Auch der Stand des Bundes war im Programmheft aufgeführt. Wer sich in den Ausstellungszelten in der Flutrinne vor dem Messegelände zum Stand „F2 A09“ durchgefunden hatte, der war an einem winzig kleinen 10-Quadratmeter-Stand in der alleräußersten Ecke des Marktes der Möglichkeiten angelangt. Größe und Lage des Standes schlugen bei der ersten Begutachtung durch die acht Mitarbeiter, die vier Tage lang den Stand betreuten, etwas auf die Stimmung. Kaum jedoch waren die Zelte geöffnet, sollte sich das ändern. Der Stand des Bundes war rund um die Uhr belagert. Ein farbenfroh gestalteter „Mitmachstand“ inmitten manchmal etwas textlastiger Informationsstände. Friedrich Kleibert hat unermüdlich dafür gesorgt, dass hunderte von Besuchern mit Hilfe von Holzarbeiten (sägen, schleifen und kleben) ein besonderes Andenken mit nach Hause nehmen konnten. Beim gemeinsamen Holzarbeiten haben sich viele gute Gespräche ergeben. Mithilfe der plakativ gestellten Fragen „Wofür brennt dein Herz?“ wurden Besucher des Standes gebeten, die Standgestaltung mit Klebezetteln zu bereichern. Mehrere hundert Zettel hingen am Ende des Kirchentages am Stand. Mirjam Geissler meint dazu: „Unsere Frage haben viele Besucher beeindruckend offen beantwortet. Darüber mit Menschen ins Gespräch zu kommen, über Leben, Glauben und Leidenschaft und den eigenen Schatz, das hat mich begeistert.“ Und dann waren da natürlich noch die mit einem Herz versehenen 1000 handgemachten Pralinen von Olaf Petzel, die den Besuchern den Aufenthalt am Stand des Bundes versüßten.

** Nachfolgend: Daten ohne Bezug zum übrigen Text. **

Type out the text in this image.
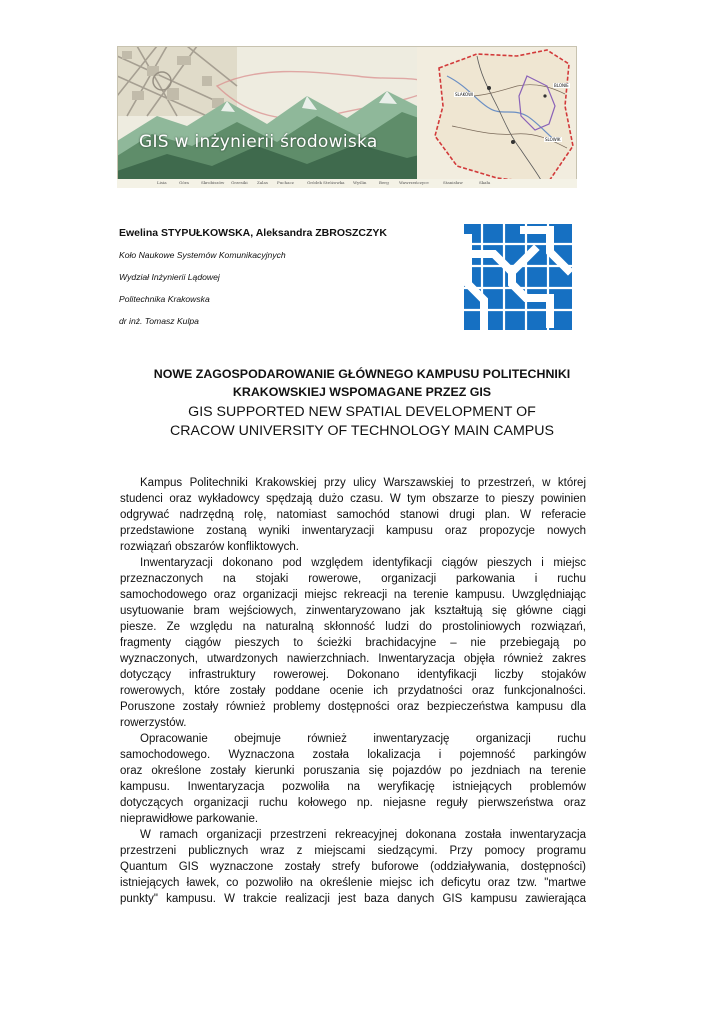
SLAKOWI
BLONIE
SLOWIK
GIS w inżynierii środowiska
Lisia	Góra	Skrobiszów Grzesiki Zalas Puchacz	Gródek Stróżowka Wyślin	Berg	Wawrzeńczyce	Stanisław	Skała
Ewelina STYPUŁKOWSKA, Aleksandra ZBROSZCZYK
Koło Naukowe Systemów Komunikacyjnych
Wydział Inżynierii Lądowej
Politechnika Krakowska
dr inż. Tomasz Kulpa
NOWE ZAGOSPODAROWANIE GŁÓWNEGO KAMPUSU POLITECHNIKI
KRAKOWSKIEJ WSPOMAGANE PRZEZ GIS
GIS SUPPORTED NEW SPATIAL DEVELOPMENT OF
CRACOW UNIVERSITY OF TECHNOLOGY MAIN CAMPUS
Kampus Politechniki Krakowskiej przy ulicy Warszawskiej to przestrzeń, w której
studenci oraz wykładowcy spędzają dużo czasu. W tym obszarze to pieszy powinien
odgrywać nadrzędną rolę, natomiast samochód stanowi drugi plan. W referacie
przedstawione zostaną wyniki inwentaryzacji kampusu oraz propozycje nowych
rozwiązań obszarów konfliktowych.
Inwentaryzacji dokonano pod względem identyfikacji ciągów pieszych i miejsc
przeznaczonych na stojaki rowerowe, organizacji parkowania i ruchu
samochodowego oraz organizacji miejsc rekreacji na terenie kampusu. Uwzględniając
usytuowanie bram wejściowych, zinwentaryzowano jak kształtują się główne ciągi
piesze. Ze względu na naturalną skłonność ludzi do prostoliniowych rozwiązań,
fragmenty ciągów pieszych to ścieżki brachidacyjne – nie przebiegają po
wyznaczonych, utwardzonych nawierzchniach. Inwentaryzacja objęła również zakres
dotyczący infrastruktury rowerowej. Dokonano identyfikacji liczby stojaków
rowerowych, które zostały poddane ocenie ich przydatności oraz funkcjonalności.
Poruszone zostały również problemy dostępności oraz bezpieczeństwa kampusu dla
rowerzystów.
Opracowanie obejmuje również inwentaryzację organizacji ruchu
samochodowego. Wyznaczona została lokalizacja i pojemność parkingów
oraz określone zostały kierunki poruszania się pojazdów po jezdniach na terenie
kampusu. Inwentaryzacja pozwoliła na weryfikację istniejących problemów
dotyczących organizacji ruchu kołowego np. niejasne reguły pierwszeństwa oraz
nieprawidłowe parkowanie.
W ramach organizacji przestrzeni rekreacyjnej dokonana została inwentaryzacja
przestrzeni publicznych wraz z miejscami siedzącymi. Przy pomocy programu
Quantum GIS wyznaczone zostały strefy buforowe (oddziaływania, dostępności)
istniejących ławek, co pozwoliło na określenie miejsc ich deficytu oraz tzw. "martwe
punkty" kampusu. W trakcie realizacji jest baza danych GIS kampusu zawierająca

Viele Gespräche ergaben sich. Manchmal waren sie sehr persönlich, manchmal einfach nur freundlich und informativ. Sehr selten kam es zu theologischen Diskussionen oder Streitereien. Das scheint den Kirchentagsbesuchern eigen zu sein: Sie suchen das Verbindende und nicht das Trennende. Viele wohlwollende Äußerungen von Landeskirchlern und Katholiken über Baptistengemeinden oder einzelne Baptisten haben wir am Stand gehört. Das hat einen dann sehr gefreut. Ausnahmen gab es natürlich auch dabei. Das hat dann betroffen gemacht. Wenn es gut ging, dann kam man noch am Stand des Bundes auf dem Kirchentag in Dresden wieder auf das Verbindende zu sprechen.
Auf dem Kirchentag 2013 in Hamburg werden auch wieder mehr Baptisten die Möglichkeit haben, das Verbindende zu anderen Christen zu suchen und zu finden. Denn dann liegt der Termin glücklicherweise nicht parallel zur Bundeskonferenz.